Julie A. Ebenstein, JD, Senior Staff Attorney at the ALCU’s Voting Rights Project, in a 2018 article, “The Geography of Mass Incarceration: Prison Gerrymandering and the Dilution of Prisoners’ Political Representation,” available in the Fordham Urban Law Journal, stated:

“Every ten years, the Census Bureau counts the entire United States population. Each individual is counted at his or her “usual residence,” the home where he or she lives or sleeps most of the time. Legislative seats are apportioned, and electoral district lines drawn, based on that Census count. For purposes of the Census, the approximately 2.2 million people in prison in the United States are counted as residents of the district in which they are incarcerated, not of their home prior to incarceration. In all but two states, individuals incarcerated for a felony conviction are also ineligible to vote. Consequently, they become non-voting “residents” of the district in which they are incarcerated, represented by a legislator over whom they have no electoral influence.

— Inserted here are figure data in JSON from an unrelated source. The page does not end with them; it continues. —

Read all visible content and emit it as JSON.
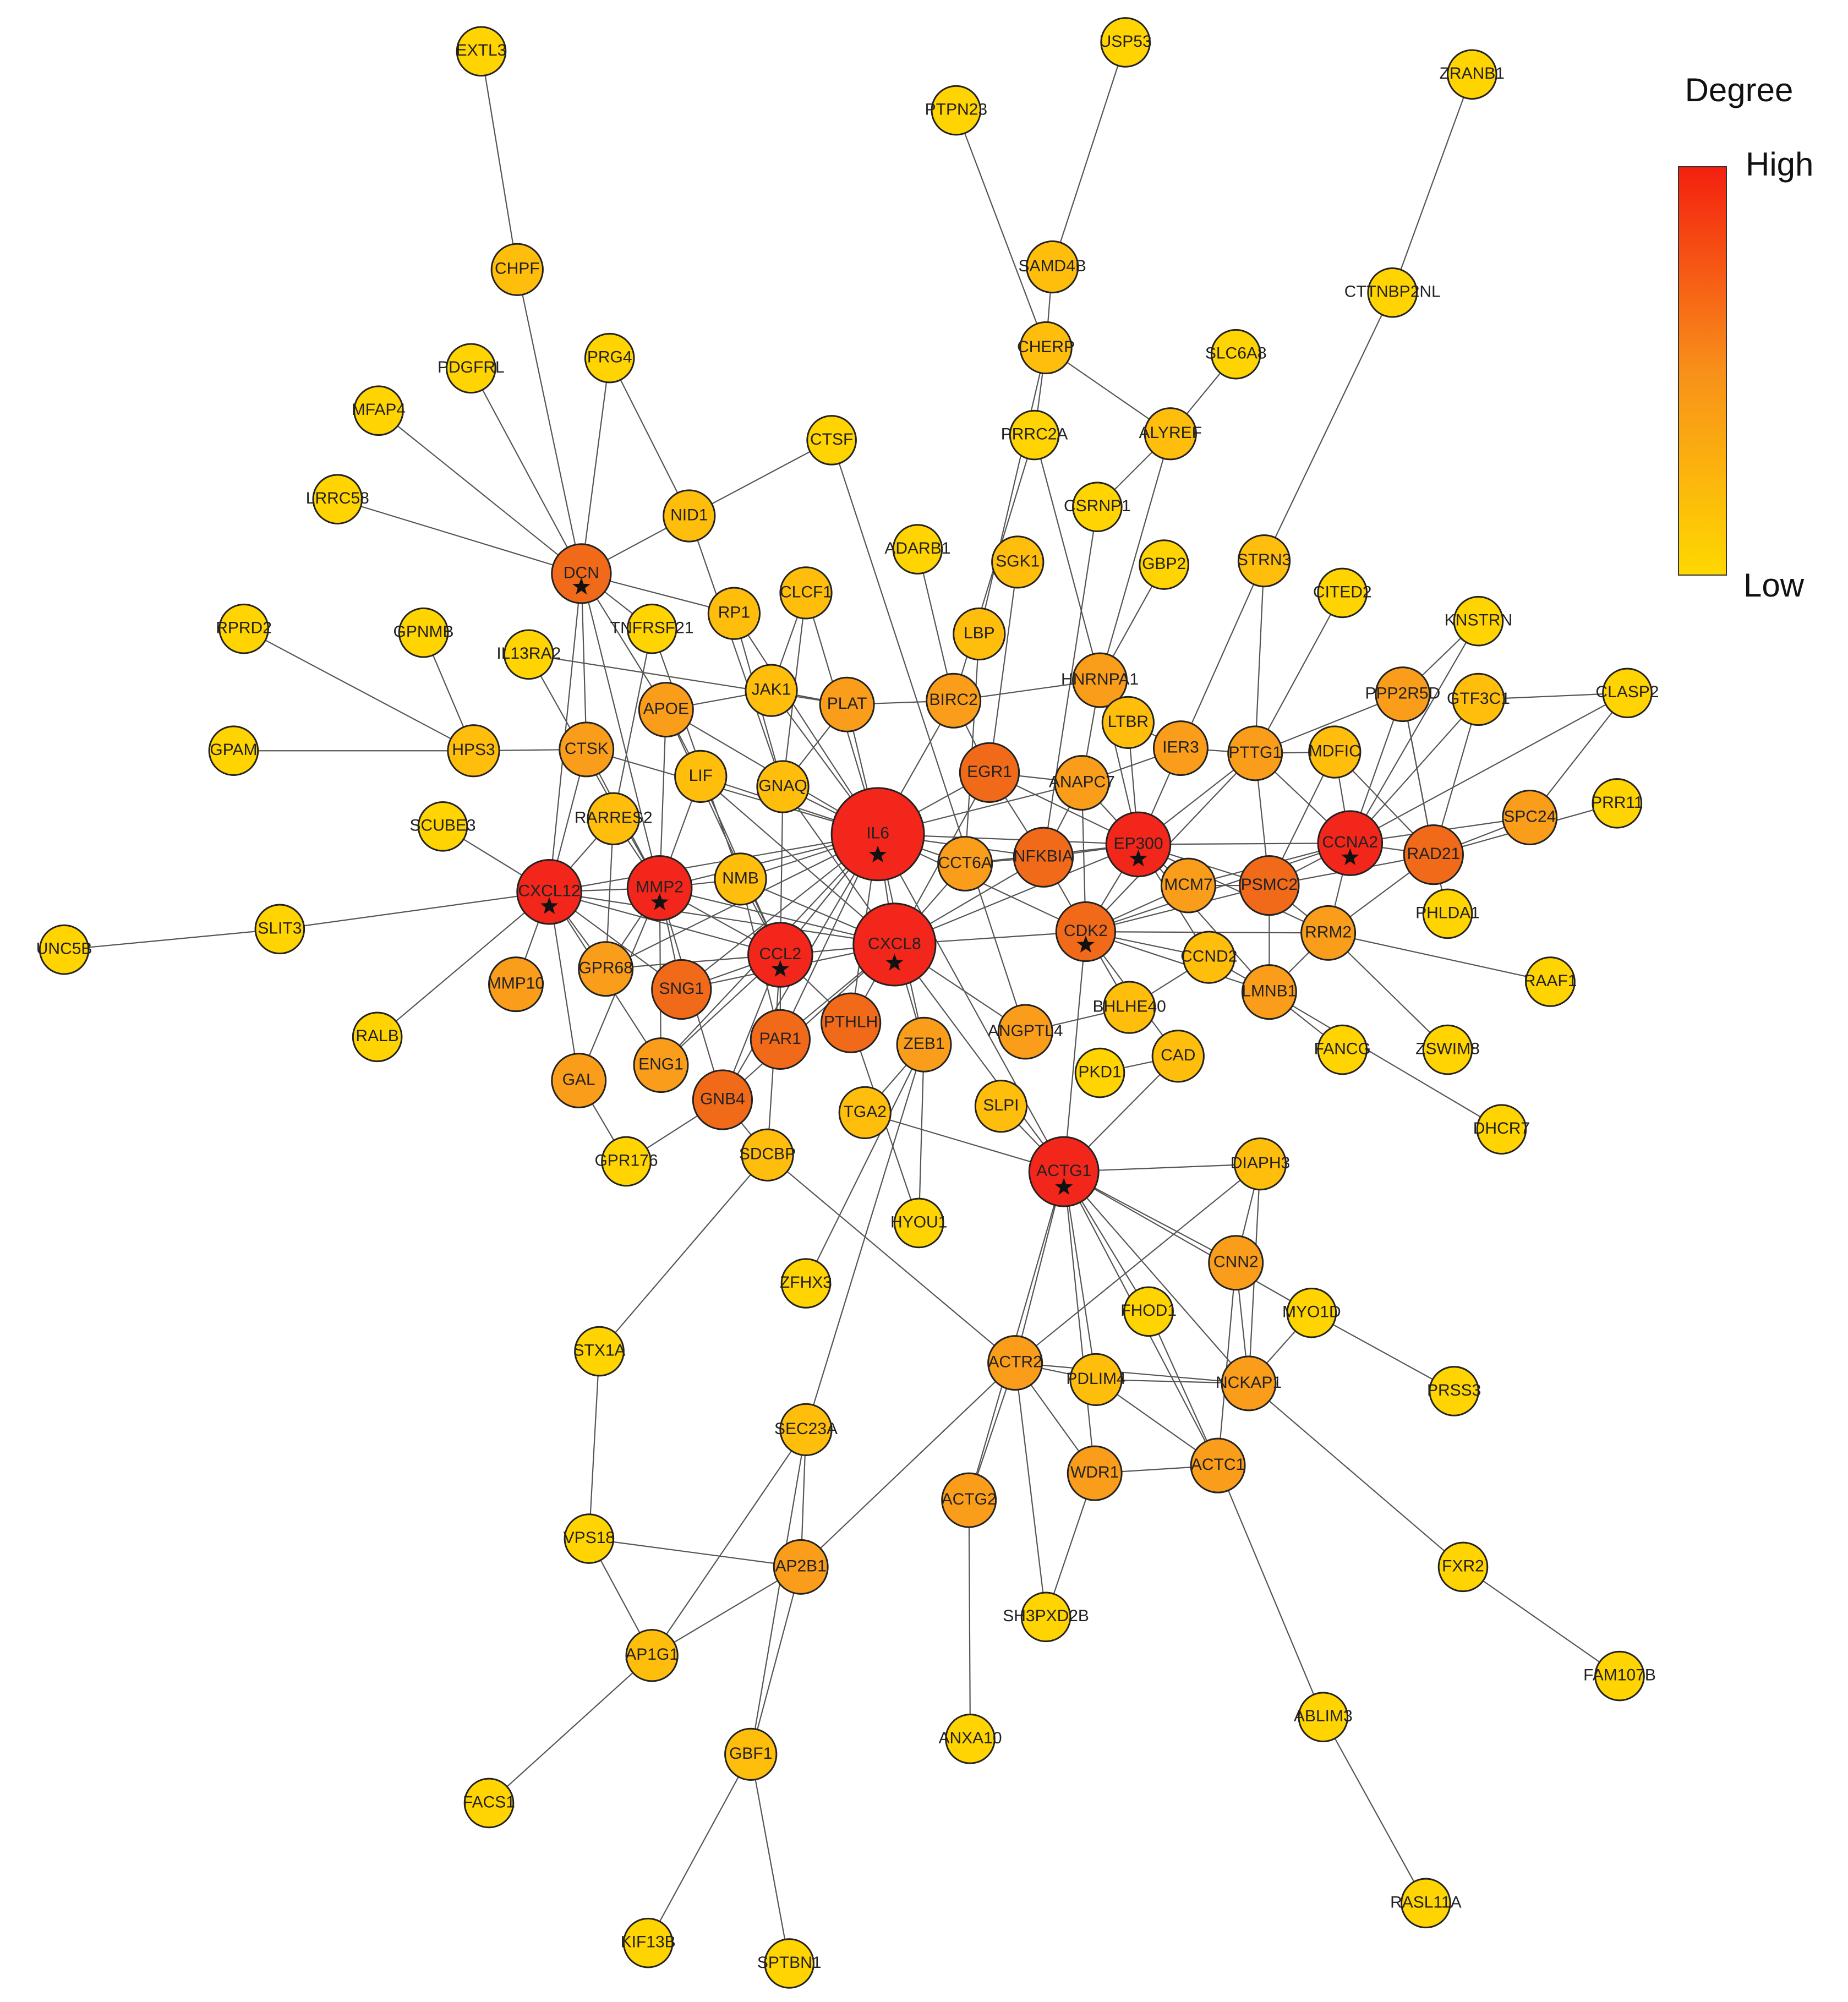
{
  "legend": {
    "title": "Degree",
    "high": "High",
    "low": "Low"
  },
  "nodes": [
    {
      "label": "EXTL3"
    },
    {
      "label": "USP53"
    },
    {
      "label": "PTPN23"
    },
    {
      "label": "ZRANB1"
    },
    {
      "label": "SAMD4B"
    },
    {
      "label": "CHPF"
    },
    {
      "label": "CTTNBP2NL"
    },
    {
      "label": "CHERP"
    },
    {
      "label": "SLC6A8"
    },
    {
      "label": "PDGFRL"
    },
    {
      "label": "PRG4"
    },
    {
      "label": "MFAP4"
    },
    {
      "label": "PRRC2A"
    },
    {
      "label": "ALYREF"
    },
    {
      "label": "CTSF"
    },
    {
      "label": "LRRC58"
    },
    {
      "label": "NID1"
    },
    {
      "label": "CSRNP1"
    },
    {
      "label": "ADARB1"
    },
    {
      "label": "SGK1"
    },
    {
      "label": "GBP2"
    },
    {
      "label": "STRN3"
    },
    {
      "label": "DCN"
    },
    {
      "label": "CITED2"
    },
    {
      "label": "RPRD2"
    },
    {
      "label": "GPNMB"
    },
    {
      "label": "TNFRSF21"
    },
    {
      "label": "RP1"
    },
    {
      "label": "CLCF1"
    },
    {
      "label": "KNSTRN"
    },
    {
      "label": "IL13RA2"
    },
    {
      "label": "LBP"
    },
    {
      "label": "HNRNPA1"
    },
    {
      "label": "PPP2R5D"
    },
    {
      "label": "GTF3C1"
    },
    {
      "label": "CLASP2"
    },
    {
      "label": "APOE"
    },
    {
      "label": "JAK1"
    },
    {
      "label": "PLAT"
    },
    {
      "label": "BIRC2"
    },
    {
      "label": "GPAM"
    },
    {
      "label": "HPS3"
    },
    {
      "label": "CTSK"
    },
    {
      "label": "LTBR"
    },
    {
      "label": "IER3"
    },
    {
      "label": "PTTG1"
    },
    {
      "label": "MDFIC"
    },
    {
      "label": "EGR1"
    },
    {
      "label": "LIF"
    },
    {
      "label": "GNAQ"
    },
    {
      "label": "ANAPC7"
    },
    {
      "label": "PRR11"
    },
    {
      "label": "SCUBE3"
    },
    {
      "label": "RARRES2"
    },
    {
      "label": "IL6"
    },
    {
      "label": "SPC24"
    },
    {
      "label": "EP300"
    },
    {
      "label": "CCNA2"
    },
    {
      "label": "RAD21"
    },
    {
      "label": "CXCL12"
    },
    {
      "label": "MMP2"
    },
    {
      "label": "NMB"
    },
    {
      "label": "CCT6A"
    },
    {
      "label": "NFKBIA"
    },
    {
      "label": "MCM7"
    },
    {
      "label": "PSMC2"
    },
    {
      "label": "UNC5B"
    },
    {
      "label": "SLIT3"
    },
    {
      "label": "PHLDA1"
    },
    {
      "label": "CXCL8"
    },
    {
      "label": "CCL2"
    },
    {
      "label": "CDK2"
    },
    {
      "label": "RRM2"
    },
    {
      "label": "CCND2"
    },
    {
      "label": "GPR68"
    },
    {
      "label": "SNG1"
    },
    {
      "label": "MMP10"
    },
    {
      "label": "RAAF1"
    },
    {
      "label": "LMNB1"
    },
    {
      "label": "BHLHE40"
    },
    {
      "label": "ANGPTL4"
    },
    {
      "label": "PTHLH"
    },
    {
      "label": "PAR1"
    },
    {
      "label": "RALB"
    },
    {
      "label": "ZEB1"
    },
    {
      "label": "FANCG"
    },
    {
      "label": "ZSWIM8"
    },
    {
      "label": "PKD1"
    },
    {
      "label": "CAD"
    },
    {
      "label": "GAL"
    },
    {
      "label": "ENG1"
    },
    {
      "label": "GNB4"
    },
    {
      "label": "TGA2"
    },
    {
      "label": "SLPI"
    },
    {
      "label": "DHCR7"
    },
    {
      "label": "GPR176"
    },
    {
      "label": "SDCBP"
    },
    {
      "label": "ACTG1"
    },
    {
      "label": "DIAPH3"
    },
    {
      "label": "HYOU1"
    },
    {
      "label": "ZFHX3"
    },
    {
      "label": "CNN2"
    },
    {
      "label": "MYO1D"
    },
    {
      "label": "FHOD1"
    },
    {
      "label": "STX1A"
    },
    {
      "label": "ACTR2"
    },
    {
      "label": "PDLIM4"
    },
    {
      "label": "NCKAP1"
    },
    {
      "label": "PRSS3"
    },
    {
      "label": "SEC23A"
    },
    {
      "label": "ACTC1"
    },
    {
      "label": "WDR1"
    },
    {
      "label": "ACTG2"
    },
    {
      "label": "VPS18"
    },
    {
      "label": "AP2B1"
    },
    {
      "label": "FXR2"
    },
    {
      "label": "SH3PXD2B"
    },
    {
      "label": "AP1G1"
    },
    {
      "label": "FAM107B"
    },
    {
      "label": "ABLIM3"
    },
    {
      "label": "ANXA10"
    },
    {
      "label": "GBF1"
    },
    {
      "label": "FACS1"
    },
    {
      "label": "RASL11A"
    },
    {
      "label": "KIF13B"
    },
    {
      "label": "SPTBN1"
    }
  ]
}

The practice of counting people who are incarcerated and ineligible to vote as residents of their prison cell inflates the population count in districts where prisons are located. It increases the voting strength of those districts’ other residents relative to the residents of neighboring districts, and dilutes the voting strength of prisoners’ home communities. At the same time, correctional facilities are not dispersed evenly throughout most states, but are often found in more rural, predominantly white areas, while people incarcerated in these facilities are disproportionately people of color from comparatively urban areas. Counting prisoners as residents of the district where they are incarcerated shifts political power from urban to more rural areas. The confluence of prisoners’ ineligibility to vote, an increase in the United States’ prison population in recent decades, and the treatment of people in prison as ‘residents’ of the district where they are incarcerated has skewed legislative apportionment and the distribution of political power. Counting people in prison as residents of their home prior to incarceration will begin to address this imbalance.”